The strains selected for SDS-PAGE analysis and a few additional strains were tested for production of acids from carbohydrates and related compounds by use of API (Montalieu, Vercieu, France) 50 CH strips and API CHL medium. The tests were done according to the instructions of the manufacturer, and the results were read after incubation of the strains at 37°C for 2 and 3 days. Identification was done by the computerized database program provided by the manufacturer.
SDS-PAGE of proteins and identification of isolates.

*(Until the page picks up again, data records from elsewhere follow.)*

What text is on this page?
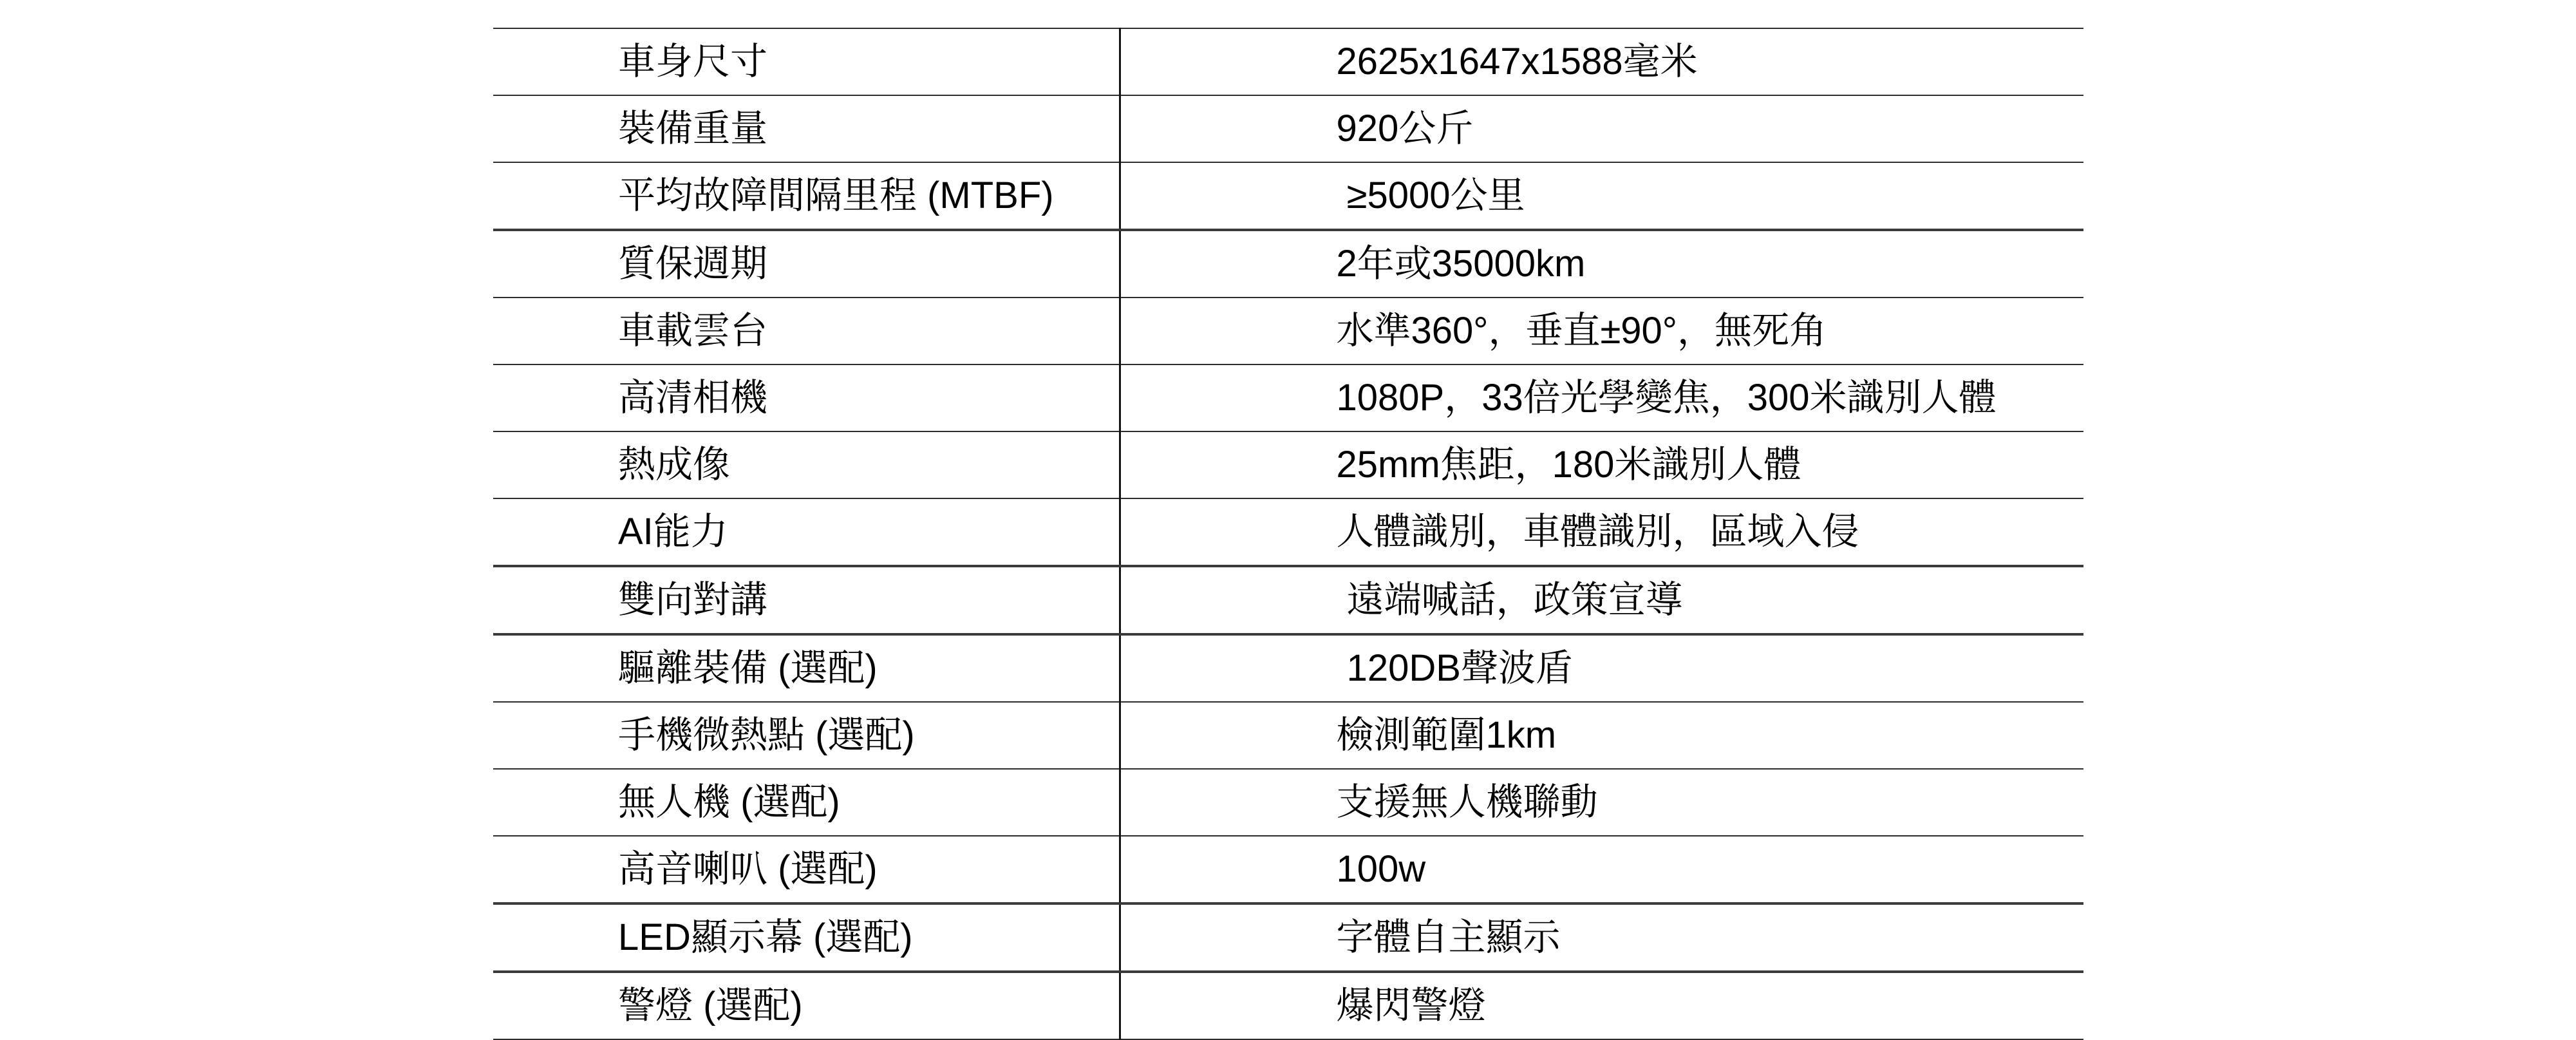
車身尺寸	2625x1647x1588毫米
裝備重量	920公斤
平均故障間隔里程 (MTBF)	≥5000公里
質保週期	2年或35000km
車載雲台	水準360°，垂直±90°，無死角
高清相機	1080P，33倍光學變焦，300米識別人體
熱成像	25mm焦距，180米識別人體
AI能力	人體識別，車體識別，區域入侵
雙向對講	遠端喊話，政策宣導
驅離裝備 (選配)	120DB聲波盾
手機微熱點 (選配)	檢測範圍1km
無人機 (選配)	支援無人機聯動
高音喇叭 (選配)	100w
LED顯示幕 (選配)	字體自主顯示
警燈 (選配)	爆閃警燈
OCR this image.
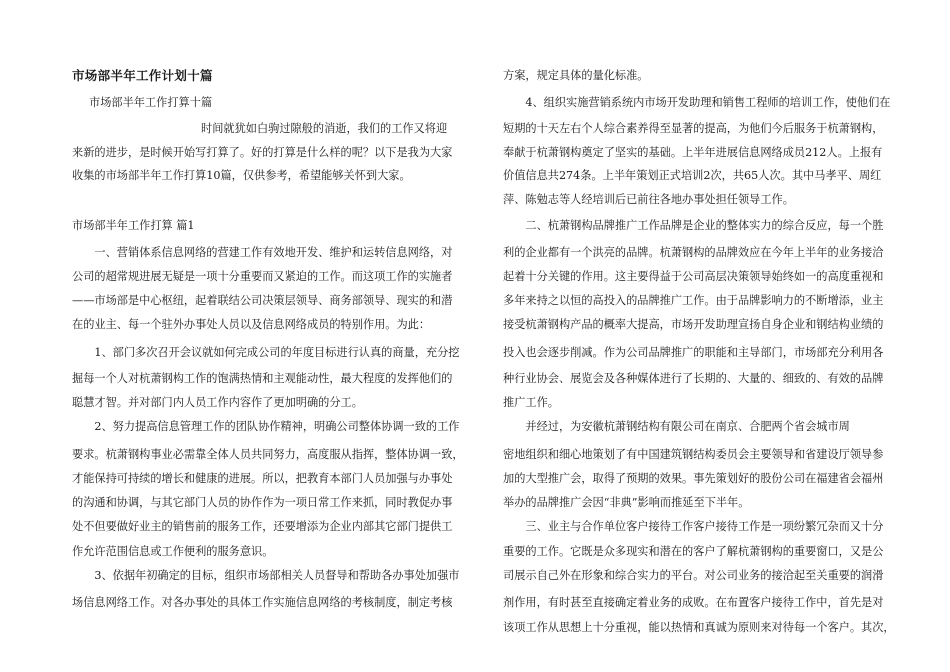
市场部半年工作计划十篇
市场部半年工作打算十篇
时间就犹如白驹过隙般的消逝，我们的工作又将迎
来新的进步，是时候开始写打算了。好的打算是什么样的呢？以下是我为大家
收集的市场部半年工作打算10篇，仅供参考，希望能够关怀到大家。
市场部半年工作打算 篇1
　　一、营销体系信息网络的营建工作有效地开发、维护和运转信息网络，对
公司的超常规进展无疑是一项十分重要而又紧迫的工作。而这项工作的实施者
——市场部是中心枢纽，起着联结公司决策层领导、商务部领导、现实的和潜
在的业主、每一个驻外办事处人员以及信息网络成员的特别作用。为此：
　　1、部门多次召开会议就如何完成公司的年度目标进行认真的商量，充分挖
掘每一个人对杭萧钢构工作的饱满热情和主观能动性，最大程度的发挥他们的
聪慧才智。并对部门内人员工作内容作了更加明确的分工。
　　2、努力提高信息管理工作的团队协作精神，明确公司整体协调一致的工作
要求。杭萧钢构事业必需靠全体人员共同努力，高度服从指挥，整体协调一致，
才能保持可持续的增长和健康的进展。所以，把教育本部门人员加强与办事处
的沟通和协调，与其它部门人员的协作作为一项日常工作来抓，同时教促办事
处不但要做好业主的销售前的服务工作，还要增添为企业内部其它部门提供工
作允许范围信息或工作便利的服务意识。
　　3、依据年初确定的目标，组织市场部相关人员督导和帮助各办事处加强市
场信息网络工作。对各办事处的具体工作实施信息网络的考核制度，制定考核
方案，规定具体的量化标准。
　　4、组织实施营销系统内市场开发助理和销售工程师的培训工作，使他们在
短期的十天左右个人综合素养得至显著的提高，为他们今后服务于杭萧钢构，
奉献于杭萧钢构奠定了坚实的基础。上半年进展信息网络成员212人。上报有
价值信息共274条。上半年策划正式培训2次，共65人次。其中马孝平、周红
萍、陈勉志等人经培训后已前往各地办事处担任领导工作。
　　二、杭萧钢构品牌推广工作品牌是企业的整体实力的综合反应，每一个胜
利的企业都有一个洪亮的品牌。杭萧钢构的品牌效应在今年上半年的业务接洽
起着十分关键的作用。这主要得益于公司高层决策领导始终如一的高度重视和
多年来持之以恒的高投入的品牌推广工作。由于品牌影响力的不断增添，业主
接受杭萧钢构产品的概率大提高，市场开发助理宣扬自身企业和钢结构业绩的
投入也会逐步削减。作为公司品牌推广的职能和主导部门，市场部充分利用各
种行业协会、展览会及各种媒体进行了长期的、大量的、细致的、有效的品牌
推广工作。
　　并经过，为安徽杭萧钢结构有限公司在南京、合肥两个省会城市周
密地组织和细心地策划了有中国建筑钢结构委员会主要领导和省建设厅领导参
加的大型推广会，取得了预期的效果。事先策划好的股份公司在福建省会福州
举办的品牌推广会因“非典”影响而推延至下半年。
　　三、业主与合作单位客户接待工作客户接待工作是一项纷繁冗杂而又十分
重要的工作。它既是众多现实和潜在的客户了解杭萧钢构的重要窗口，又是公
司展示自己外在形象和综合实力的平台。对公司业务的接洽起至关重要的润滑
剂作用，有时甚至直接确定着业务的成败。在布置客户接待工作中，首先是对
该项工作从思想上十分重视，能以热情和真诚为原则来对待每一个客户。其次，
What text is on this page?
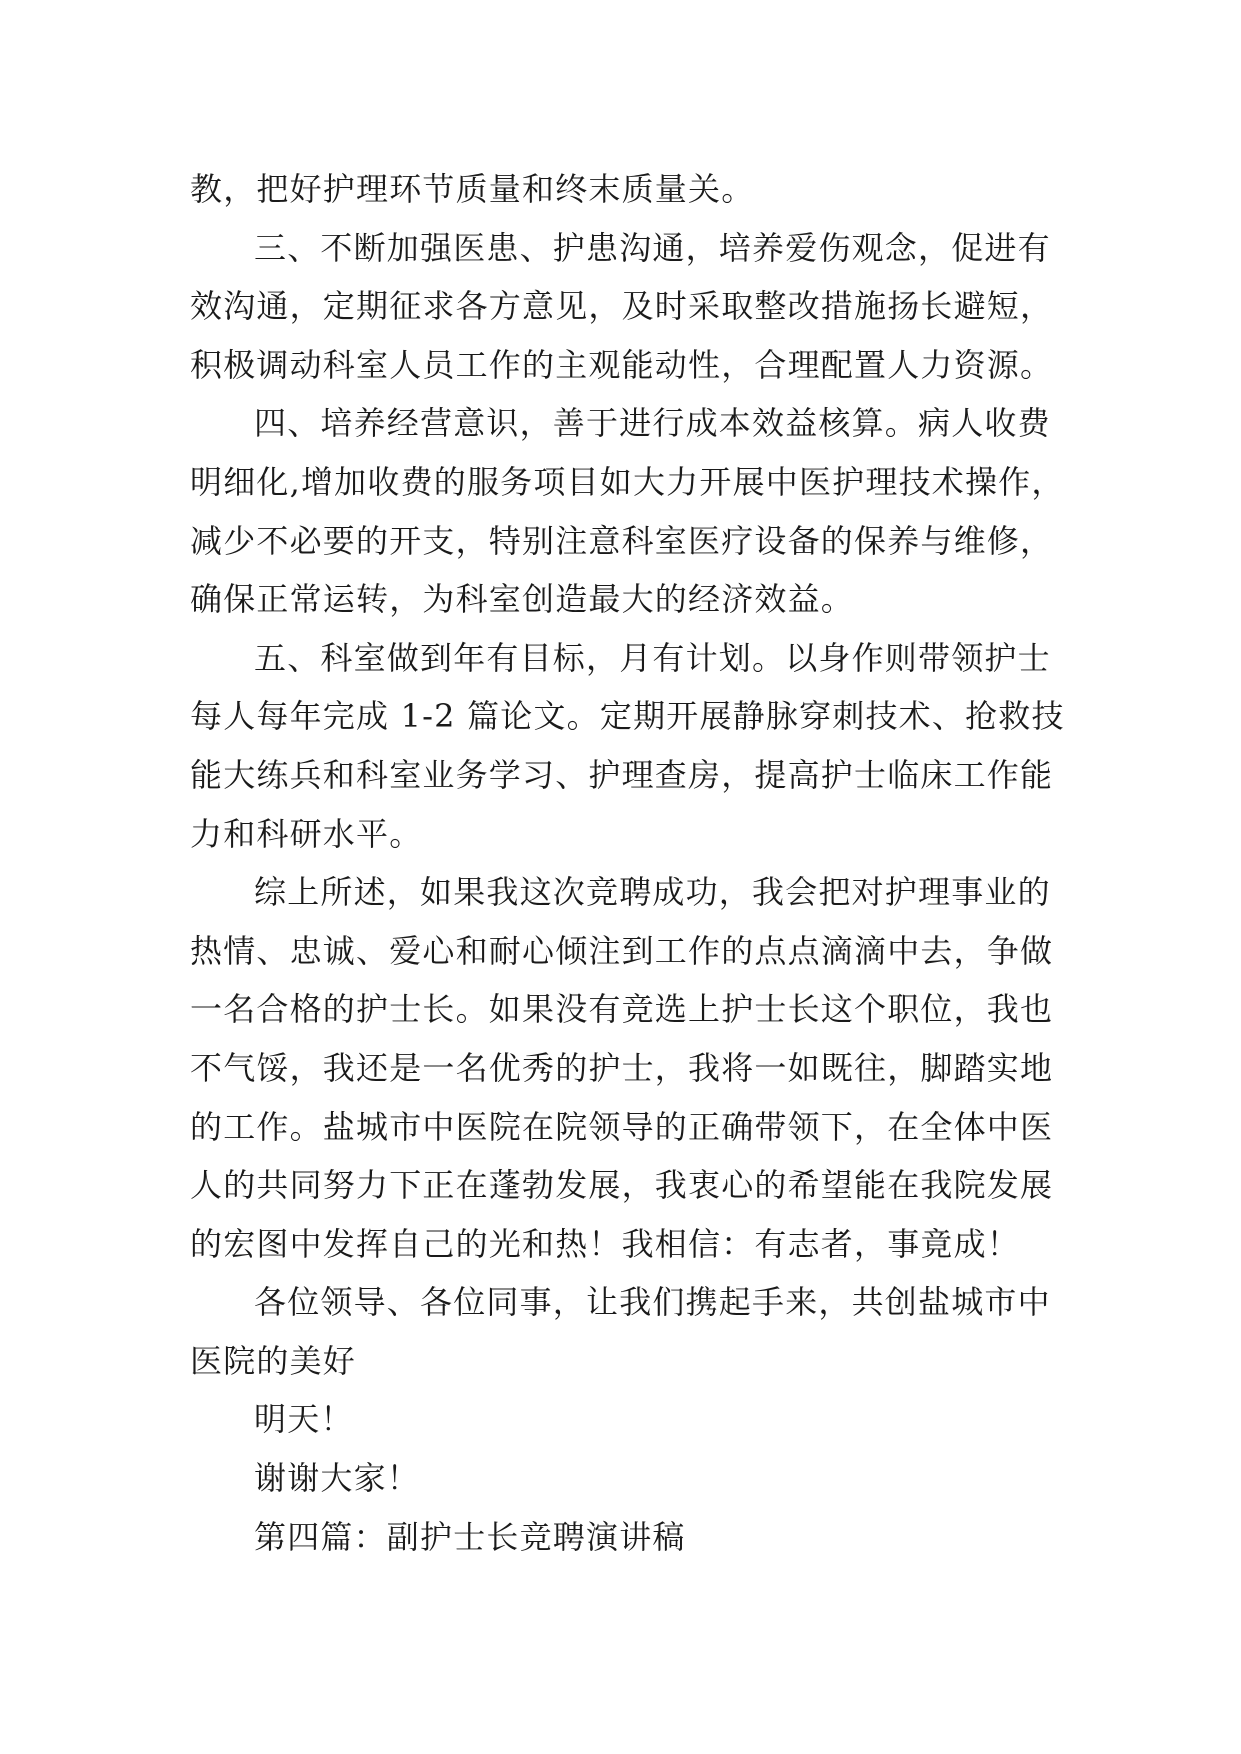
教，把好护理环节质量和终末质量关。
三、不断加强医患、护患沟通，培养爱伤观念，促进有
效沟通，定期征求各方意见，及时采取整改措施扬长避短，
积极调动科室人员工作的主观能动性，合理配置人力资源。
四、培养经营意识，善于进行成本效益核算。病人收费
明细化,增加收费的服务项目如大力开展中医护理技术操作，
减少不必要的开支，特别注意科室医疗设备的保养与维修，
确保正常运转，为科室创造最大的经济效益。
五、科室做到年有目标，月有计划。以身作则带领护士
每人每年完成 1-2 篇论文。定期开展静脉穿刺技术、抢救技
能大练兵和科室业务学习、护理查房，提高护士临床工作能
力和科研水平。
综上所述，如果我这次竞聘成功，我会把对护理事业的
热情、忠诚、爱心和耐心倾注到工作的点点滴滴中去，争做
一名合格的护士长。如果没有竞选上护士长这个职位，我也
不气馁，我还是一名优秀的护士，我将一如既往，脚踏实地
的工作。盐城市中医院在院领导的正确带领下，在全体中医
人的共同努力下正在蓬勃发展，我衷心的希望能在我院发展
的宏图中发挥自己的光和热！我相信：有志者，事竟成！
各位领导、各位同事，让我们携起手来，共创盐城市中
医院的美好
明天！
谢谢大家！
第四篇：副护士长竞聘演讲稿
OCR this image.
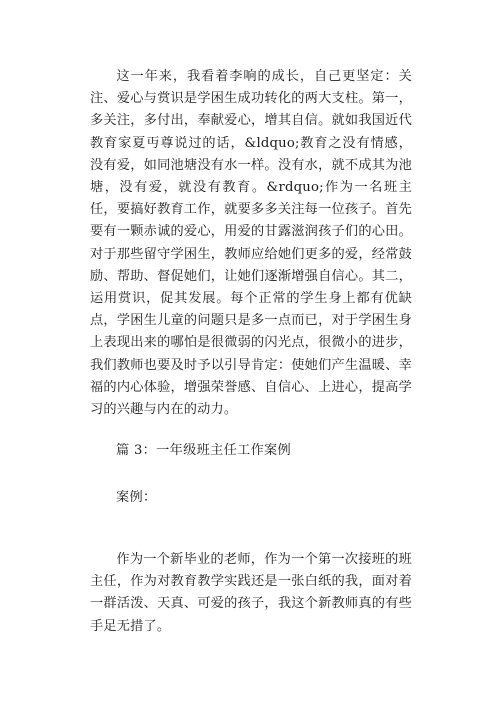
这一年来，我看着李响的成长，自己更坚定：关注、爱心与赏识是学困生成功转化的两大支柱。第一，多关注，多付出，奉献爱心，增其自信。就如我国近代教育家夏丏尊说过的话，&ldquo;教育之没有情感，没有爱，如同池塘没有水一样。没有水，就不成其为池塘，没有爱，就没有教育。&rdquo;作为一名班主任，要搞好教育工作，就要多多关注每一位孩子。首先要有一颗赤诚的爱心，用爱的甘露滋润孩子们的心田。对于那些留守学困生，教师应给她们更多的爱，经常鼓励、帮助、督促她们，让她们逐渐增强自信心。其二，运用赏识，促其发展。每个正常的学生身上都有优缺点，学困生儿童的问题只是多一点而已，对于学困生身上表现出来的哪怕是很微弱的闪光点，很微小的进步，我们教师也要及时予以引导肯定：使她们产生温暖、幸福的内心体验，增强荣誉感、自信心、上进心，提高学习的兴趣与内在的动力。

篇 3：一年级班主任工作案例

案例：

作为一个新毕业的老师，作为一个第一次接班的班主任，作为对教育教学实践还是一张白纸的我，面对着一群活泼、天真、可爱的孩子，我这个新教师真的有些手足无措了。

Preparation of cell extracts and polyacrylamide gel electrophoresis were done as described previously (27). Identification of the isolates was performed by comparison of their protein patterns with a database of normalized protein fingerprints derived from reference strains for almost all known species of LAB (25, 28). Pattern storage and comparison were performed on an MS-DOS-compatible PC with the software package GelCompar (version 4.0 [39]).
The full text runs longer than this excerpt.